Well, now that the full set is out it looks pretty good from a gameplay standpoint. I still have some issues with almost every part of the flavor here. I know "omenpaths" and whatever but I feel like they shouldn't have gone with "unpopulated plane" as an explanation/excuse for the colonization narrative (god forbid they think cactusfolk, a bunch of freshly grown plantfolk depicted in the cards as people who the settlers have to raise, are the indigenous stand-ins). The guns are silly and the trains feel unnecessarily "look they're made of magic" with the floating tracks and there's too much electricity stuff in here somehow.
The american west as a fictional setting is intrinsically tied to its political context. A lot of stuff happened between 1820 and 1880 or so. There's the conquest of indigenous lands and all the associated reservation systems and various massacres and settlement raids and so on. There's the collapse of chattel slavery with all the associated drama regarding slavery/free states/territories and then post-war disgruntled confederates fleeing the occupied south. There were the mexican and texas wars and the mexican revolution, which generated plenty of refugees and realigned a lot of political and military power in the region as vaquero culture formed. There was brigham young's cult claiming most of the american west and indiscriminately killing non-mormon settlers. The one context they get closest to but don't do much with is the increasing immigration to America from war-torn Europe (particularly France and Germany) and war-torn China. They could do an interesting story there where various peoples were pushed out of their planes due to poverty or shifting government priorities, but instead they all seem to just be random settlers from random places or tremendously famous spellcasters who put on a hat.
Basically this set has nothing that would actually inform the theme of any real life cowboy movie. The bandits aren't bandits due to any particular circumstance, they're just bandits for the sake of banditry. The settlers are settling just to get paid money but there's no conversation about what that means in this complex magical realm. I'm not saying it needs to include specifics of history but without it it just feels like this plane could have been anywhere and only accidentally got an American southwest theme. I'm reading the story and you could pretty much just plop the whole thing back in ravnica or innistrad or capenna. Pretty much just a straightforward heist movie. It's a fast and furious spinoff. The whole setting just feels underbaked and pointless, they're just checking off an item on the list of planes that people have been demanding.
That's all, I said my piece. Looking forward to playing snakeskin veil a lot during bloomburrow standard.
Dust Animus is a really cool design that I'm a big fan of. Standard control decks could definitely be interested in this card. Taking your second turn off in order to have a free 4/5 flying lifelinker later on after you've stabilized a bit seems pretty good, honestly.
Meanwhile, the Card Image Gallery has given us the last 39 commons of the main set.
First off, the last of the reprints to pour through the Omenpaths.
Let's bring to light the last of the crimes...
...trudge through the rest of the desert...
...wrangle the rest of the mounts...
...round up every mercenary...
...and the rest of the outlaws...
...unravel the last of the plots...
... end the last of the sprees...
...and wrap up the main set of Outlaws of Thunder Junction.

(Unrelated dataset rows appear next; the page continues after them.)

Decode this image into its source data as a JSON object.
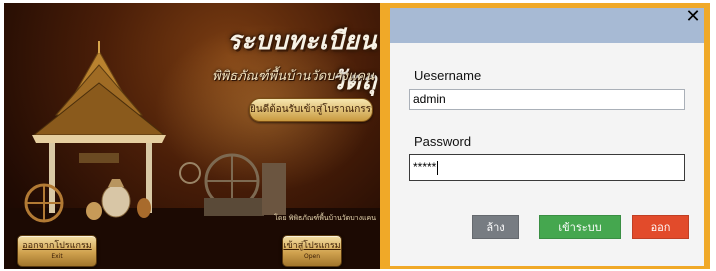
{
  "splash": {
    "title": "ระบบทะเบียนวัตถุ",
    "subtitle": "พิพิธภัณฑ์พื้นบ้านวัดบางแคน",
    "welcome": "ยินดีต้อนรับเข้าสู่โบราณกรรม",
    "credit": "โดย พิพิธภัณฑ์พื้นบ้านวัดบางแคน",
    "exit_button": {
      "label_th": "ออกจากโปรแกรม",
      "label_en": "Exit"
    },
    "open_button": {
      "label_th": "เข้าสู่โปรแกรม",
      "label_en": "Open"
    }
  },
  "dialog": {
    "close_glyph": "✕",
    "username_label": "Uesername",
    "username_value": "admin",
    "password_label": "Password",
    "password_value": "*****",
    "buttons": {
      "clear": "ล้าง",
      "login": "เข้าระบบ",
      "quit": "ออก"
    }
  },
  "colors": {
    "dialog_frame": "#f0a928",
    "dialog_header": "#a7bad4",
    "clear_button": "#777c82",
    "login_button": "#45a74f",
    "quit_button": "#e24b2b"
  }
}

The american west as a fictional setting is intrinsically tied to its political context. A lot of stuff happened between 1820 and 1880 or so. There's the conquest of indigenous lands and all the associated reservation systems and various massacres and settlement raids and so on. There's the collapse of chattel slavery with all the associated drama regarding slavery/free states/territories and then post-war disgruntled confederates fleeing the occupied south. There were the mexican and texas wars and the mexican revolution, which generated plenty of refugees and realigned a lot of political and military power in the region as vaquero culture formed. There was brigham young's cult claiming most of the american west and indiscriminately killing non-mormon settlers. The one context they get closest to but don't do much with is the increasing immigration to America from war-torn Europe (particularly France and Germany) and war-torn China. They could do an interesting story there where various peoples were pushed out of their planes due to poverty or shifting government priorities, but instead they all seem to just be random settlers from random places or tremendously famous spellcasters who put on a hat.
Basically this set has nothing that would actually inform the theme of any real life cowboy movie. The bandits aren't bandits due to any particular circumstance, they're just bandits for the sake of banditry. The settlers are settling just to get paid money but there's no conversation about what that means in this complex magical realm. I'm not saying it needs to include specifics of history but without it it just feels like this plane could have been anywhere and only accidentally got an American southwest theme. I'm reading the story and you could pretty much just plop the whole thing back in ravnica or innistrad or capenna. Pretty much just a straightforward heist movie. It's a fast and furious spinoff. The whole setting just feels underbaked and pointless, they're just checking off an item on the list of planes that people have been demanding.
That's all, I said my piece. Looking forward to playing snakeskin veil a lot during bloomburrow standard.